Die zweite Bedingung zeigt die soziale Bedeutung des Lachens auf, die mit den seelischen Zuständen, die uns bewegen, zusammenhängt. Die Komödie kann erst beginnen, wenn uns ein anderer Mensch nicht mehr beschäftigt und deshalb muss dieser aus einer gewissen Entfernung betrachtet werden um verlacht werden zu können, wie es etwa beim Theater der Fall ist.9 Das Lachen เทา Theater ist jedoch auch keine wirkliche Freude, sondern beinhaltet stets einen Hintergedanken, der nicht unbedingt individuell verankert ist, jedoch in der Gesellschaft allgemein. Daher kann man von einer uneingestandenen Absicht sprechen, die darauf abzielt, zu demütigen und zu korrigieren. Die Elemente des Komischen sind im Theater und im Leben dieselben. Man lacht nicht nur über die Fehler seiner Nächsten sondern auch über ihre Vorzüge, die zum Beispiel durch übertriebene Handlungen lächerlich wirken können, sodass die Komik nicht als Kennzeichen eines Fehlers im moralischen Sinne gemeint ist. Eine komische Person kann durchaus moralisch handeln, jedoch wird dies von der Gesellschaft nicht als moralische Handlung anerkannt. Sobald sich ein Mensch absondert, gilt er als komisch, ganz gleich welche positiven Eigenschaften er hat. Die Komik lebt von dieser Isolierung und Absonderung des Menschen. Notwendige Bedingung ist, dass diese Fehler nicht bewegen dürfen, weshalb der Dichter einige Methoden einzusetzen weiß. Dabei geht es einerseits darum, die Empfindsamkeit der Leser bzw. Zuschauer zu betäuben und andererseits darum, die Sympathie abzutöten, sobald sie zu entstehen droht.

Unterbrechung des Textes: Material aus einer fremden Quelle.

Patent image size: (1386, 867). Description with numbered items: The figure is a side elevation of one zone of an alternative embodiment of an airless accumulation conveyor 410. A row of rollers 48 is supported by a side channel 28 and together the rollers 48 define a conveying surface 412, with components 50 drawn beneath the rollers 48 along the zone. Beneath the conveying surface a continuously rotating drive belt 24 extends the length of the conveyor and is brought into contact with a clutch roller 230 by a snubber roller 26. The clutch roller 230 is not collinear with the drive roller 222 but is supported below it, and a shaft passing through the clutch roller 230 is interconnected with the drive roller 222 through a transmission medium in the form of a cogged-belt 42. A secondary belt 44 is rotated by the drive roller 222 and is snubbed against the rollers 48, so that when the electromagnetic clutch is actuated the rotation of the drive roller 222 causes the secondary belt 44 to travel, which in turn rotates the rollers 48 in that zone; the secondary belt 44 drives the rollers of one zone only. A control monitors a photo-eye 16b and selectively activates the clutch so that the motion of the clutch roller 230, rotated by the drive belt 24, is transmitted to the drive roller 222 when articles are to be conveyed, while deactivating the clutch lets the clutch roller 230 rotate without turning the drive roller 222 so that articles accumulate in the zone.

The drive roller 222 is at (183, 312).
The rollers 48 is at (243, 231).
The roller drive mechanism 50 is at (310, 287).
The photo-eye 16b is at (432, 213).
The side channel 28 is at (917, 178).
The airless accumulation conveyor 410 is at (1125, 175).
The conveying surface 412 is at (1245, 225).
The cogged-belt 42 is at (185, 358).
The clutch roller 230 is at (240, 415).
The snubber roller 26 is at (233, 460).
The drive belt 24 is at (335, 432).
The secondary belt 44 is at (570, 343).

Die dritte Bedingung bedeutet, dass etwas nur wirklich komisch sein kann, wenn es automatisch geschieht. Das bedeutet, dass ein Charakter komisch ist, wenn er sich selbst durch unwillkürliche Bewegungen oder unbedachte Worte unbewusst preisgibt und eine Art von Zerstreutheit erkennbar ist.10 Nach Bergson ist die Komödie umso anspruchsvoller, je tiefer die Zerstreutheit eines Charakters sei. Eine Person wirkt auch komisch dadurch, dass sie diese Eigenschaften in sich selbst nicht erkennen kann, was beispielsweise durch naive Aussagen oder Untugend erkennbar wird. Diese Unaufmerksamkeit des komischen Charakters bedeutet für Bergson auch Ungeselligkeit des Charakters, denn am meisten versteife sich der Mensch, wenn er es unterlasse, rund um sich und vor allem in sich selbst zu blicken.

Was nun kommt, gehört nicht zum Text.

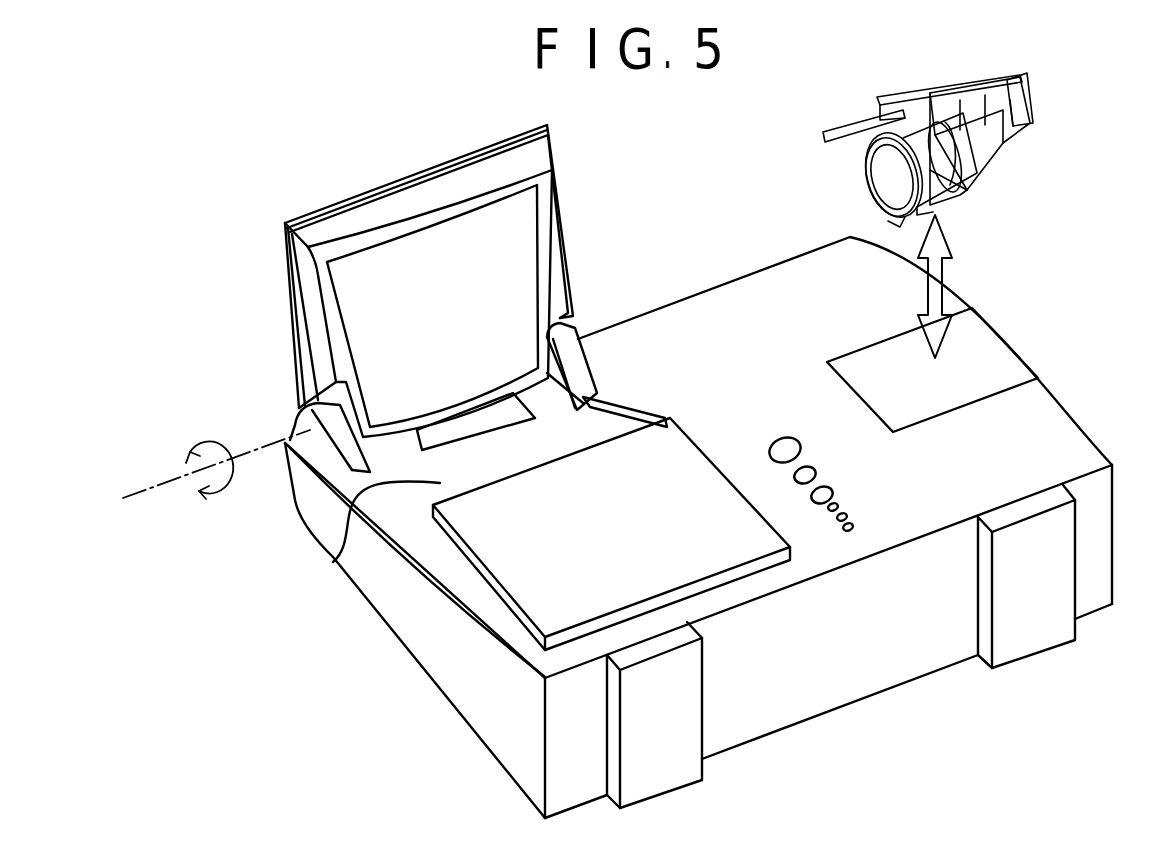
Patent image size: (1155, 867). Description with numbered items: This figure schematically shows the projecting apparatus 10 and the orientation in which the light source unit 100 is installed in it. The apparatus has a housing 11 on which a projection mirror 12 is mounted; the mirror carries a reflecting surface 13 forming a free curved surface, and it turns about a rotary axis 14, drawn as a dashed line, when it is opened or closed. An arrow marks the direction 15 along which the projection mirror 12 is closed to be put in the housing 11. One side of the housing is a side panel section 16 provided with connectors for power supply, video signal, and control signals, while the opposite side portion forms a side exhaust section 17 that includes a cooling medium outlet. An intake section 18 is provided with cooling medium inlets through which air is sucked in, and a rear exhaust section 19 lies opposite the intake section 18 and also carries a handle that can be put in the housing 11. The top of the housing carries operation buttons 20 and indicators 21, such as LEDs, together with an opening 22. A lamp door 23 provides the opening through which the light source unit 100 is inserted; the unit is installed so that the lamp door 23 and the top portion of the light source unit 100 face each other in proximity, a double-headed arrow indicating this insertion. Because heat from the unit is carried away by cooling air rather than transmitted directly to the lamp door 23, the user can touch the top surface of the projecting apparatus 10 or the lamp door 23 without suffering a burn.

Bergson stellt die Charakterkomik als ein Gemisch aus Steifheit, Automatismus, Zerstreutheit und Ungeselligkeit dar. Er ist der Auffassung, dass man jeden Charakter komisch nennen kann, wenn man unter Charakter einen einem Menschen eingebauten, automatisch funktionierenden Mechanismus versteht, welcher beispielsweise bewirkt, dass wir uns wiederholen oder andere gewollt oder ungewollt nachahmen können.11 Das „Allerkomischste“12 ist nach Bergson, dass jeder selbst zu einem Rahmen werden kann, in den sich andere mühelos einfügen können, sodass jeder selbst zu einem Charakter erstarren kann.

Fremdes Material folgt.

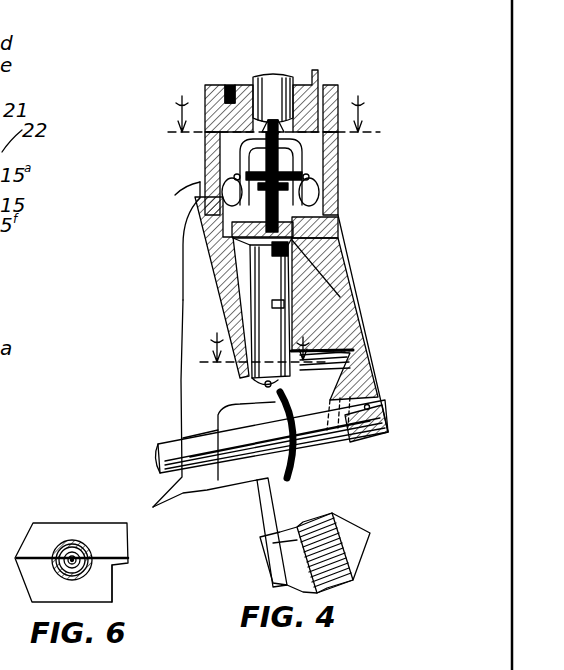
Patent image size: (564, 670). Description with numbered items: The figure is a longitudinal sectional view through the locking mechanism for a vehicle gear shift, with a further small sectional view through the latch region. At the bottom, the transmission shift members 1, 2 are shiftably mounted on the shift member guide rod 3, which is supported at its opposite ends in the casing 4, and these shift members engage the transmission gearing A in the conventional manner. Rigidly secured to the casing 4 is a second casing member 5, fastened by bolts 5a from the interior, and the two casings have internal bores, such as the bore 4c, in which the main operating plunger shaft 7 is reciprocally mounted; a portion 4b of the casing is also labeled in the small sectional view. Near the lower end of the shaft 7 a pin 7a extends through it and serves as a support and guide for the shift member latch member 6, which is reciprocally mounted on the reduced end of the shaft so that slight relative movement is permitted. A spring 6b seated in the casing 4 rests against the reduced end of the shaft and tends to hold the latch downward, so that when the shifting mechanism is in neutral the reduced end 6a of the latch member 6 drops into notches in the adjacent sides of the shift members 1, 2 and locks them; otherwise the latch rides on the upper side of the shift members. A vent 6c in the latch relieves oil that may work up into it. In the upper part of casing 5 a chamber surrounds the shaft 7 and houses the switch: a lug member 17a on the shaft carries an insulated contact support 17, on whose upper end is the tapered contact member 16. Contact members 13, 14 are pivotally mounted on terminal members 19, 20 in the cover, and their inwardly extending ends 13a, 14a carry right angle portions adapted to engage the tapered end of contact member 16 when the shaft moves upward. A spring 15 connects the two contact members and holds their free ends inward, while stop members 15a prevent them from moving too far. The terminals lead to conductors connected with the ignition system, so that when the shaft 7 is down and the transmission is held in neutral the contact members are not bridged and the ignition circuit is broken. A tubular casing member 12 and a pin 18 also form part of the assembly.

Des Weiteren geht Bergson in diesem Kapitel auf die Komödie ein, deren Zweck es ist, allgemeine Typen, also Charaktere, zu schildern und sich an der Grenze zwischen Kunst und Leben ansiedeln lässt. Er ist der Meinung, dass in Bezug auf das Leben Dinge im Hinblick auf ihren Nutzen, den man aus ihnen ziehen kann, klassifiziert worden sind und man deshalb nicht die Dinge selbst sieht, sondern nur das Etikett, welches man ihnen aufgeklebt hat. Der Einfluss der Sprache verstärkt diese Klassifizierungen durch Bezeichnungen. Die Kunst hingegen bietet die Möglichkeit, sich, wenn auch nur für einen kurzen Augenblick, von Farb- und Formbegriffen loszulösen und somit die Natur zu offenbaren, welche das höchste Streben der Kunst sei. Die Kunst suche das reine Gefühl und den reinen Zustand, sodass die Wirklichkeit zutage kommt, die die „konventionelle Verallgemeinerung“ verblassen lässt.13 Somit zielt die Kunst auf das Individuum und seine individuellen Gefühle ab, anstatt sie nur im Kollektiv zu betrachten.

Nach der einseitigen Beschäftigung mit der Komödie vergleicht Bergson diese mit der Tragödie. Die Komödie schildere Charaktere, denen wir schon begegnet sind oder gegebenenfalls noch begegnen werden. Sie registriert Ähnlichkeiten zwischen Charakteren und führt uns Typen vor Augen. Die Komödie konzentriert sich also auf die äußere Betrachtung und erfasst demnach die Hülle der Personen, an der sich mehrere Menschen berühren und einander ähnlich werden können. Dies kann man wiederum als Verallgemeinerung betrachten. Die Tragödie beschäftigt sich hingegen mit Individuen. Ein Tragödiendichter würde nach Bergson einen Hauptheld nicht mit Nebenfiguren umgeben, da der Hauptheld eine „einmalige Gestalt“ sei, der niemand ähnlich sein könnte.14 Durch Nachahmung würde die Tragödie zur Komödie werden. Die Tragödie gibt eine umfassende Betrachtung der Wirklichkeit und einen Einblick in das Seelenleben und die Gefühle der Figuren. Die Komödie beschäftigt sich im Gegensatz dazu mit Gattungen.15

Bergson beschreibt in diesem Kapitel auch eine Charakterlage von idealer Komik, die mehrere Bedingungen beinhaltet. Sie muss Oberflächlichkeit beinhalten, sowie Unsichtbarkeit für die Person, der die Eigenschaft zu eigen ist. Jedoch muss sie für die Allgemeinheit sichtbar sein können, um Lachen erzeugen zu können. Des Weiteren muss diese Eigenschaft der Person peinlich sein, um diese zurechtweisen und korrigieren zu können. Wenn diese Elemente miteinander verschmelzen und zu einem Gemisch werden, ist die „ideale Komik“ gegeben.16

[...]


1 Deleuze, Gilles: Henri Bergson zur Einführung. [4. Auflage]. Hamburg: Junlus Verlag GmbH 2007. S. 10.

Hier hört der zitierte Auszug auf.